On order of the Court, the application for leave to appeal the August 2, 2007 judgment of the Court of Appeals is considered, and it is DENTED, because we are not persuaded that the question presented should now be reviewed by this Court.
*917 MARKMAN, J., dissents and states, as follows:
Because I cannot imagine any more "open and obvious" condition than a pothole in a driveway during daylight hours, I would reverse the Court of Appeals judgment and remand for entry of an order granting summary disposition to defendant. "[P]otholes in pavement are an `everyday occurrence' that ordinarily should be observed by a reasonably prudent person." Lugo v.
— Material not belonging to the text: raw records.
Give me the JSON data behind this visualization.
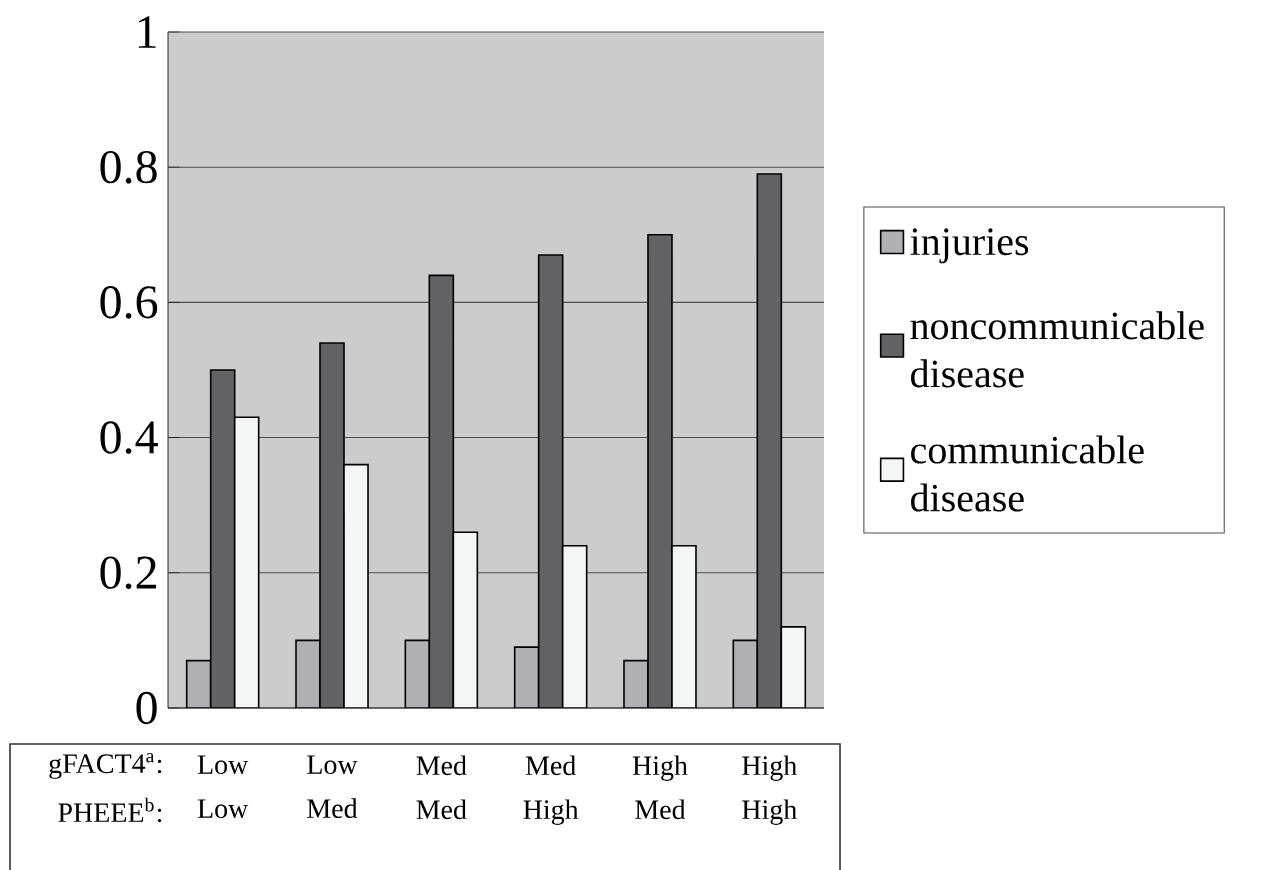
{
  "chart_data": {
    "type": "bar",
    "categories": [
      "Low Low",
      "Low Med",
      "Med Med",
      "Med High",
      "High Med",
      "High High"
    ],
    "series": [
      {
        "name": "injuries",
        "color": "#b0b0b4",
        "values": [
          0.07,
          0.1,
          0.1,
          0.09,
          0.07,
          0.1
        ]
      },
      {
        "name": "noncommunicable disease",
        "color": "#636366",
        "values": [
          0.5,
          0.54,
          0.64,
          0.67,
          0.7,
          0.79
        ]
      },
      {
        "name": "communicable disease",
        "color": "#f4f5f5",
        "values": [
          0.43,
          0.36,
          0.26,
          0.24,
          0.24,
          0.12
        ]
      }
    ],
    "ylim": [
      0,
      1
    ],
    "yticks": [
      0,
      0.2,
      0.4,
      0.6,
      0.8,
      1
    ],
    "grid": "y",
    "legend": "right",
    "annotations": [
      "gFACT4$^{a}$:",
      "PHEEE$^{b}$:"
    ]
  }
}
Ameritech Corp., Inc., 464 Mich. 512, 523, 629 N.W.2d 384 (2001).
It is hard to know whether the majority is more persuaded here by the argument: (a) that a shadow cast, by a hospital on a pothole constitutes a "special aspect," thus removing the pothole from the realm of the "open and obvious"; (b) that plaintiff s testimony that she fell during "dark evening hours" should be accorded credit despite the fact that 4:00 pm to 5:00 pm on the afternoon of March 1, 2003, the time of the accident, was a daylight hour; (c) that plaintiffs simultaneous arguments that there were sunny conditions at the time of her accident, thereby creating a shadow over the pothole, and that there were "overcast" conditions at the time of the accident with "heavy, dense clouds and fog and scattered snow showers," thereby obscuring the pothole, should be accepted as legitimate alternative arguments; or (d) that plaintiffs assertion that she "did not discover the condition" is somehow relevant to this Court's analysis of premises liability cases.
That any of these arguments have been found to be persuasive by this Court evidences why Lugo has become an increasingly "dead letter," to be replaced by no coherent alternative rule of law.